Datasets

A dataset is the atom of analysis in OneAnalytics. Every report, every AI question, every alert reads from a dataset — never from a raw connection.

Three modes

Import — We copy rows into our columnar cache at refresh time. Fast queries, arbitrary SQL dialects, but data is as fresh as your last refresh.
Direct — We push queries straight to the upstream database. Always fresh, but latency and concurrency depend on the source.
Composite — Some tables imported, some direct. Useful when a fact table is huge (direct) but dimension tables are small (import).

Mode is picked at dataset creation and can be changed later.
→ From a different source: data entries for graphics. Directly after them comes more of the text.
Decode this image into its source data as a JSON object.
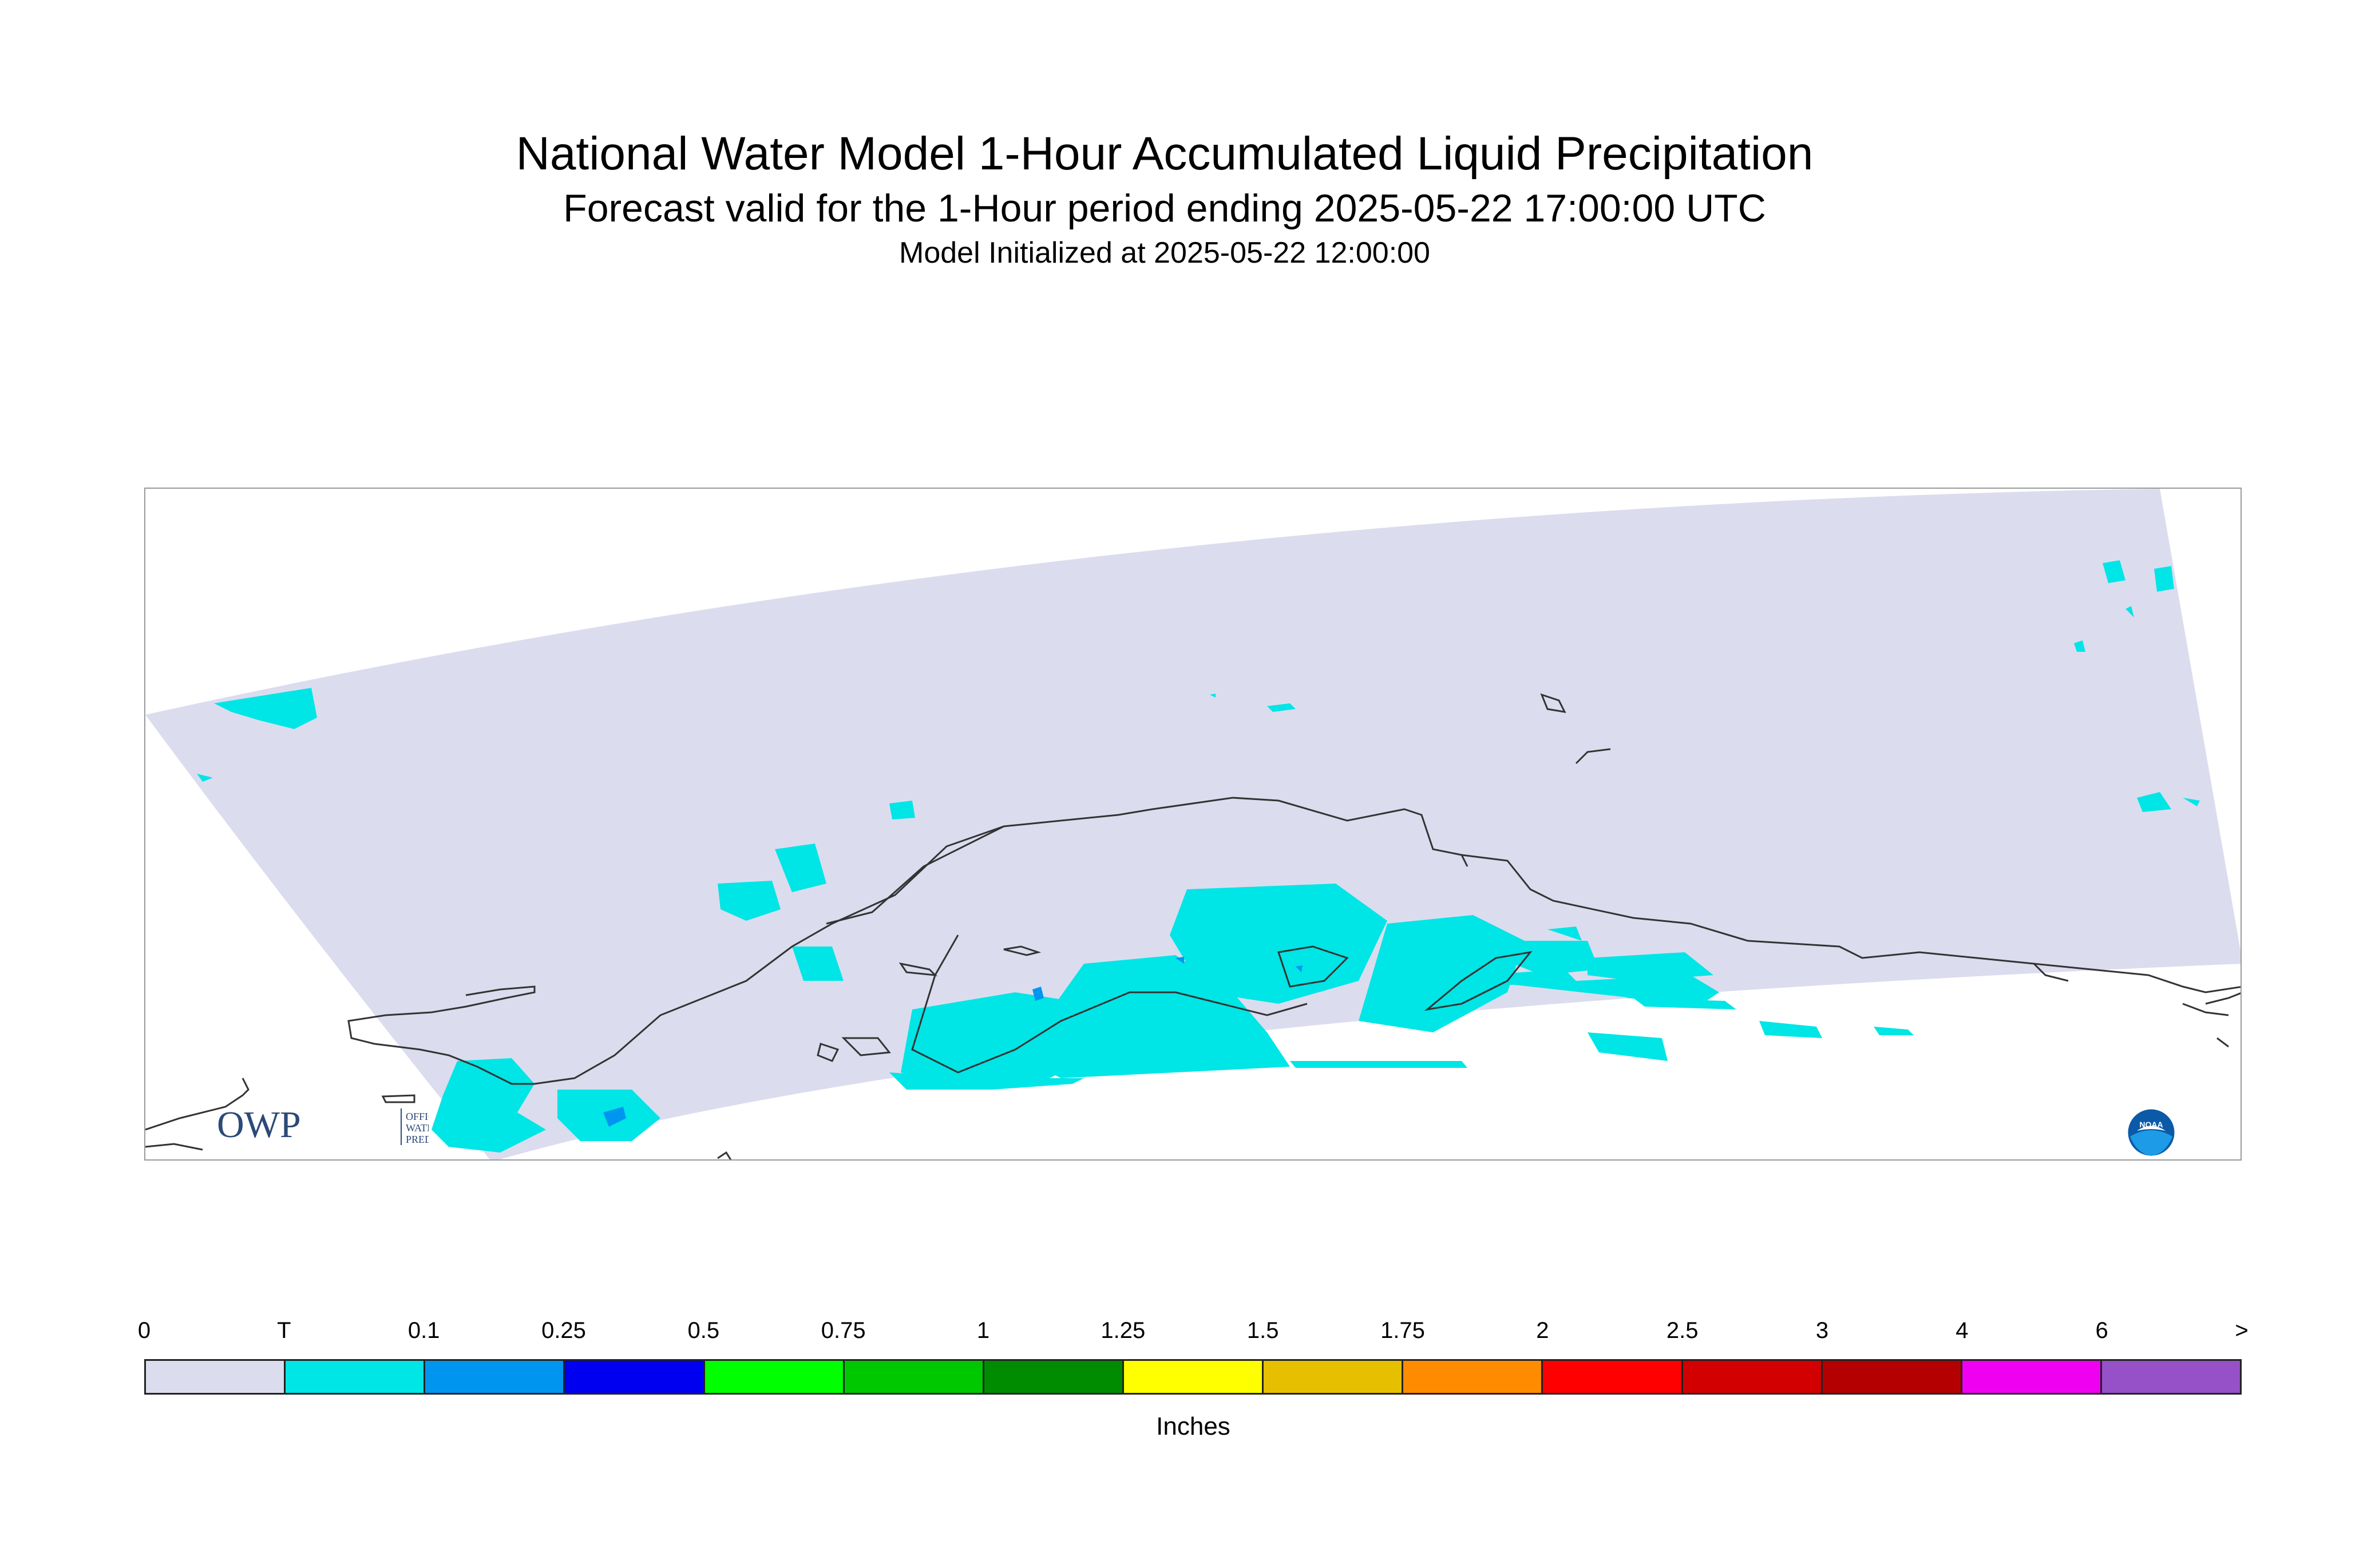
{
  "title": "National Water Model 1-Hour Accumulated Liquid Precipitation",
  "subtitle": "Forecast valid for the 1-Hour period ending 2025-05-22 17:00:00 UTC",
  "init_line": "Model Initialized at 2025-05-22 12:00:00",
  "owp_logo": {
    "initials": "OWP",
    "line1": "OFFICE OF",
    "line2": "WATER",
    "line3": "PREDICTION"
  },
  "noaa_logo": {
    "text": "NOAA",
    "icon": "noaa-seal"
  },
  "legend": {
    "ticks": [
      "0",
      "T",
      "0.1",
      "0.25",
      "0.5",
      "0.75",
      "1",
      "1.25",
      "1.5",
      "1.75",
      "2",
      "2.5",
      "3",
      "4",
      "6",
      ">"
    ],
    "colors": [
      "#dcdcef",
      "#00e5e5",
      "#0096f0",
      "#0000f0",
      "#00ff00",
      "#00c800",
      "#008c00",
      "#ffff00",
      "#e6c000",
      "#ff8c00",
      "#ff0000",
      "#d20000",
      "#b40000",
      "#f000f0",
      "#9650c8"
    ],
    "units": "Inches"
  },
  "map": {
    "domain_color": "#dcdcef",
    "trace_color": "#00e5e5",
    "light_color": "#0096f0",
    "coast_color": "#333333"
  }
}
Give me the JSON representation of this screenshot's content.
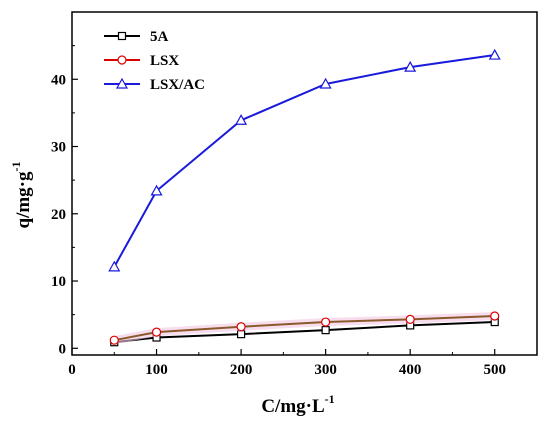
{
  "chart_data": {
    "type": "line",
    "x_axis": {
      "label": "C/mg·L",
      "superscript": "-1",
      "range": [
        0,
        550
      ],
      "ticks": [
        0,
        100,
        200,
        300,
        400,
        500
      ]
    },
    "y_axis": {
      "label": "q/mg·g",
      "superscript": "-1",
      "range": [
        -1,
        50
      ],
      "ticks": [
        0,
        10,
        20,
        30,
        40
      ]
    },
    "legend_position": "top-left",
    "grid": false,
    "series": [
      {
        "name": "5A",
        "color": "#000000",
        "marker": "square",
        "marker_edge": "#000000",
        "line_color": "#000000",
        "points": [
          [
            50,
            0.9
          ],
          [
            100,
            1.6
          ],
          [
            200,
            2.1
          ],
          [
            300,
            2.7
          ],
          [
            400,
            3.4
          ],
          [
            500,
            3.9
          ]
        ]
      },
      {
        "name": "LSX",
        "color": "#dd0000",
        "marker": "circle",
        "marker_edge": "#dd0000",
        "line_color": "#8b5a2b",
        "points": [
          [
            50,
            1.2
          ],
          [
            100,
            2.4
          ],
          [
            200,
            3.2
          ],
          [
            300,
            3.9
          ],
          [
            400,
            4.3
          ],
          [
            500,
            4.8
          ]
        ]
      },
      {
        "name": "LSX/AC",
        "color": "#1a1adb",
        "marker": "triangle",
        "marker_edge": "#1a1adb",
        "line_color": "#1a1adb",
        "points": [
          [
            50,
            12.1
          ],
          [
            100,
            23.4
          ],
          [
            200,
            33.9
          ],
          [
            300,
            39.3
          ],
          [
            400,
            41.8
          ],
          [
            500,
            43.6
          ]
        ]
      }
    ]
  }
}
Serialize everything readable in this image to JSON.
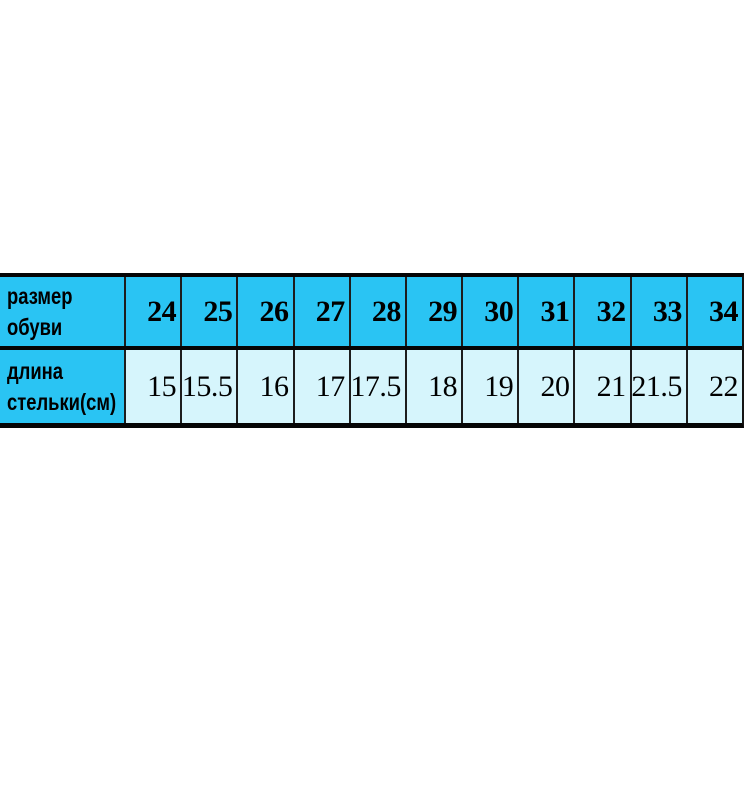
{
  "table": {
    "header_row": {
      "label_lines": [
        "размер",
        "обуви"
      ]
    },
    "value_row": {
      "label_lines": [
        "длина",
        "стельки(см)"
      ]
    },
    "sizes": [
      "24",
      "25",
      "26",
      "27",
      "28",
      "29",
      "30",
      "31",
      "32",
      "33",
      "34"
    ],
    "lengths": [
      "15",
      "15.5",
      "16",
      "17",
      "17.5",
      "18",
      "19",
      "20",
      "21",
      "21.5",
      "22"
    ]
  },
  "colors": {
    "header_bg": "#2ac4f3",
    "value_bg": "#d6f5fc",
    "border": "#050505",
    "text": "#000000",
    "page_bg": "#ffffff"
  },
  "chart_data": {
    "type": "table",
    "rows": [
      {
        "label": "размер обуви",
        "values": [
          24,
          25,
          26,
          27,
          28,
          29,
          30,
          31,
          32,
          33,
          34
        ]
      },
      {
        "label": "длина стельки(см)",
        "values": [
          15,
          15.5,
          16,
          17,
          17.5,
          18,
          19,
          20,
          21,
          21.5,
          22
        ]
      }
    ],
    "title": "",
    "notes": "shoe size to insole length (cm) conversion table"
  }
}
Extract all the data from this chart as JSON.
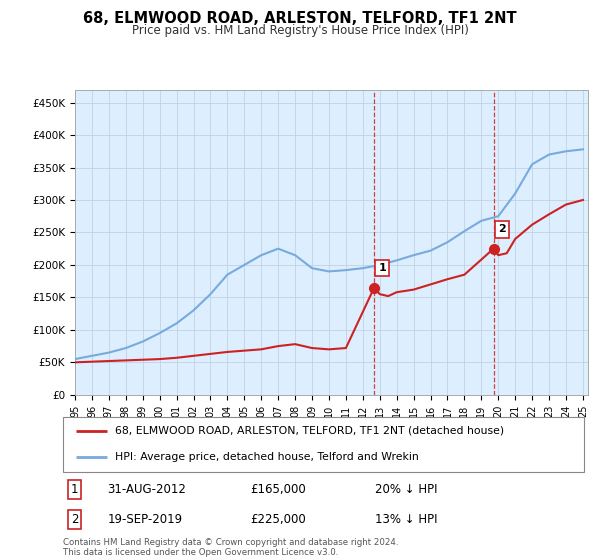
{
  "title": "68, ELMWOOD ROAD, ARLESTON, TELFORD, TF1 2NT",
  "subtitle": "Price paid vs. HM Land Registry's House Price Index (HPI)",
  "ylim": [
    0,
    470000
  ],
  "yticks": [
    0,
    50000,
    100000,
    150000,
    200000,
    250000,
    300000,
    350000,
    400000,
    450000
  ],
  "ytick_labels": [
    "£0",
    "£50K",
    "£100K",
    "£150K",
    "£200K",
    "£250K",
    "£300K",
    "£350K",
    "£400K",
    "£450K"
  ],
  "background_color": "#ffffff",
  "plot_bg_color": "#ddeeff",
  "grid_color": "#bbccdd",
  "hpi_color": "#77aadd",
  "sale_color": "#cc2222",
  "ann1_year": 2012.67,
  "ann1_price": 165000,
  "ann1_label": "1",
  "ann1_text": "31-AUG-2012",
  "ann1_amount": "£165,000",
  "ann1_pct": "20% ↓ HPI",
  "ann2_year": 2019.72,
  "ann2_price": 225000,
  "ann2_label": "2",
  "ann2_text": "19-SEP-2019",
  "ann2_amount": "£225,000",
  "ann2_pct": "13% ↓ HPI",
  "legend_line1": "68, ELMWOOD ROAD, ARLESTON, TELFORD, TF1 2NT (detached house)",
  "legend_line2": "HPI: Average price, detached house, Telford and Wrekin",
  "footer": "Contains HM Land Registry data © Crown copyright and database right 2024.\nThis data is licensed under the Open Government Licence v3.0.",
  "hpi_years": [
    1995,
    1996,
    1997,
    1998,
    1999,
    2000,
    2001,
    2002,
    2003,
    2004,
    2005,
    2006,
    2007,
    2008,
    2009,
    2010,
    2011,
    2012,
    2013,
    2014,
    2015,
    2016,
    2017,
    2018,
    2019,
    2020,
    2021,
    2022,
    2023,
    2024,
    2025
  ],
  "hpi_values": [
    55000,
    60000,
    65000,
    72000,
    82000,
    95000,
    110000,
    130000,
    155000,
    185000,
    200000,
    215000,
    225000,
    215000,
    195000,
    190000,
    192000,
    195000,
    200000,
    207000,
    215000,
    222000,
    235000,
    252000,
    268000,
    275000,
    310000,
    355000,
    370000,
    375000,
    378000
  ],
  "sale_years": [
    1995,
    1996,
    1997,
    1998,
    1999,
    2000,
    2001,
    2002,
    2003,
    2004,
    2005,
    2006,
    2007,
    2008,
    2009,
    2010,
    2011,
    2012.67,
    2013.0,
    2013.5,
    2014,
    2015,
    2016,
    2017,
    2018,
    2019.72,
    2020,
    2020.5,
    2021,
    2022,
    2023,
    2024,
    2025
  ],
  "sale_values": [
    50000,
    51000,
    52000,
    53000,
    54000,
    55000,
    57000,
    60000,
    63000,
    66000,
    68000,
    70000,
    75000,
    78000,
    72000,
    70000,
    72000,
    165000,
    155000,
    152000,
    158000,
    162000,
    170000,
    178000,
    185000,
    225000,
    215000,
    218000,
    240000,
    262000,
    278000,
    293000,
    300000
  ]
}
The semantic model travels with the dataset regardless of mode.

Lifecycle

created → syncing → ready ↔ refreshing → ready
                       ↓
                     error → (retry or disable)

row_count, size_bytes, and last_refresh_at are updated on every successful refresh.
Failed refreshes trigger an email + Slack alert to workspace admins (configurable in Settings → Alerts).
A dataset can be paused — queries continue against the last good snapshot; no refreshes fire.

Querying

Datasets are never queried with raw SQL from the web UI. You send a structured QueryRequest:

{
  "dimensions": [{"id": "order_date", "grain": "month"}],
  "measures": ["revenue"],
  "filters": [{"field": "region", "op": "in", "value": ["North", "South"]}],
  "order_by": [{"field": "order_date", "dir": "asc"}],
  "limit": 1000
}

The compiler binds this to the semantic model, emits dialect-specific SQL (PostgreSQL/MySQL/Snowflake/BigQuery/DuckDB), and returns rows plus a sql_preview for transparency.

Versioning

Every schema change (a new column, a changed type, a dropped table) creates a new dataset version. Reports pin to a version; opening an old report against a new version warns you if a referenced column is gone.

Quotas

Starter plans get 2 GB total across all datasets; Growth gets 50 GB; Scale is unlimited. Row counts over 100 M default to Direct mode.